CINEMA E TV
Tu chiamami Peter: la solitudine del clown
Tu chiamami Peter (The Life and Death of Peter Sellers)
U.S.A. / Regno Unito, 2004
Di Stephen Hopkins
Con Geoffrey Rush, Charlize Theron, Emily Watson, Miriam Margolyes, Peter Vaughn, Sonia Aquino, John Lithgow, Stanley Tucci, Stephen Fry
Se il Martin Scorsese di “The Aviator” si fosse preoccupato più di tanto nel cercare i sosia di Hughes e company, i volti di oggi per le anime di ieri, non avrebbe certo realizzato il suo film. Di certo, il regista Stephen Hopkins (quello di “Spiriti nelle tenebre” e “Lost in space”) per il casting di “Tu chiamami Peter”, ennesimo biopic dell’anno, sulla vita e la morte del camaleontico Peter Sellers, il problema se lo è posto fino ad un certo punto. Il film è una produzione televisiva HBO, selezionata per il concorso di Cannes dell’anno scorso (chissà con quale logica!). Inoltre, la sua mediocre biografia ottiene, all’inizio del 2005, il Golden Globe come miglior film per la televisione mentre l’attore Geoffrey Rush viene premiato per il ruolo principale. Come ha giustamente osservato Emanuela Martini, l’interpretazione di Rush nei panni di Peter Sellers è un esempio di “necrofilia”: il protagonista di “Shine” si è calato nel proprio ruolo non solo fisicamente, arrivando persino ad imitare, con perfezionismo da Actor’s Studio, le tante voci inventate da Sellers per i suoi infiniti caratteri. La pellicola prende le mosse nei primi anni ’50, a Londra, quando il grande Peter comincia a diventare un personaggio popolare grazie alla radiofonica serie “The Good Show”, insieme a Spike Milligan, Harry Secombe e Michael Bentine, suoi compagni di quei primi anni. E’ il talento da trasformista a contraddistinguere, fin da allora, il geniale comico, a rendere unico il suo stile ed irresistibile la sua capacità alla Fregoli.

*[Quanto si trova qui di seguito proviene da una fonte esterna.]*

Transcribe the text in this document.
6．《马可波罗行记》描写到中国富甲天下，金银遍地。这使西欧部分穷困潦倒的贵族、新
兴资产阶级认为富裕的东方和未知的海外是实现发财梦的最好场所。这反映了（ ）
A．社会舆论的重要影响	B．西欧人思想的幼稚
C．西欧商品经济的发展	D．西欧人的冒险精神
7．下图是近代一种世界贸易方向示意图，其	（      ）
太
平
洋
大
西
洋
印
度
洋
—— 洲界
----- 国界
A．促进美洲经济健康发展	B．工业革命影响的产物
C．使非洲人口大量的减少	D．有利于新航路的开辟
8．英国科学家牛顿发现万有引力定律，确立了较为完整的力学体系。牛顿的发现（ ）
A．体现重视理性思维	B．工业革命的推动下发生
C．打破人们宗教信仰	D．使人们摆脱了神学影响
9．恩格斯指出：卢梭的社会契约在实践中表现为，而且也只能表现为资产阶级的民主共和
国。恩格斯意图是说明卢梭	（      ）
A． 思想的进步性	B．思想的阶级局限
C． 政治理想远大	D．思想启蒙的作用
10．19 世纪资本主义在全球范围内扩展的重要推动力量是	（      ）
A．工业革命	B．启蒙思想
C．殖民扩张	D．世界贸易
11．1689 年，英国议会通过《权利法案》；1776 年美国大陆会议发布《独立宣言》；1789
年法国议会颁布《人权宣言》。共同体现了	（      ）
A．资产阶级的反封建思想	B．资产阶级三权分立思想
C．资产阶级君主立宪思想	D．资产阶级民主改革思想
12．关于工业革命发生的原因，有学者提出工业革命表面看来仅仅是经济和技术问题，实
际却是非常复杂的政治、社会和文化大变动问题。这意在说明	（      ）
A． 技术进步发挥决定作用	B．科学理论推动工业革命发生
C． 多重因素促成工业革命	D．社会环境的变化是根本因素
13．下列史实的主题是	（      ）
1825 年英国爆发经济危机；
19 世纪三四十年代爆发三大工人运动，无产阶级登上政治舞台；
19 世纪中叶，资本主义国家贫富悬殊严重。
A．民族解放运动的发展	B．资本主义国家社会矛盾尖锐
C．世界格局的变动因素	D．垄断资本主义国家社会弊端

E in una scena mentre si discute di uno dei titoli, ecco che “The Pink Panther strikes again” , grazie alle imprecisioni del doppiaggio nostrano diventa “La Pantera Rosa colpisce ancora”, anziché “La Pantera Rosa sfida l’ispettore Clouseau”. A Stephen Fry spetta il compito d’interpretare il chiromante Maurice Woodruff, quello con cui Peter si confidava. Non si fa cenno al capolavoro “Hollywood Party” e il capitolo “Lolita” è ignorato: la sceneggiatura di Christopher Markus e Stephen McFeely, derivata dalla biografia di Roger Lewis, sembra concentrarsi sulle pene di Sellers cardiopatico (con un corollario di altre banalità da gossip) sulle sue nevrosi e molti infarti subiti prima di morire a soli 54 anni, su una certa cattiveria infantile che condizionò la sua vita infelice, conducendolo alla solitudine e all'autodistruzione. Con un banale meccanismo narrativo, simile a quello usato per il biopic “De-Lovely” (il palcoscenico di un teatro per rievocare la vita di un Cole Porter invecchiato, seduto in sala), qui è il set ad essere utilizzato come spazio scenico generatore delle vicende private, dove il gioco da cinefili consiste nel riconoscere l’efficacia mimetica di Rush travestito da Sellers travestito da Clouseau, da Stranamore, da Chance il giardiniere, etc. Ben poco per un biopic d’impianto televisivo con un finale patetico dove lo pseudo- Sellers guarda da solo i filmini dei genitori e cammina sulle acque nei panni del personaggio di “Oltre il giardino”. L’assunto sta nel vecchio adagio sul clown triste e il problema nella piattezza scandalosa della regia di Hopkins. Dai biopic made in USA, del resto, c’è da aspettarselo.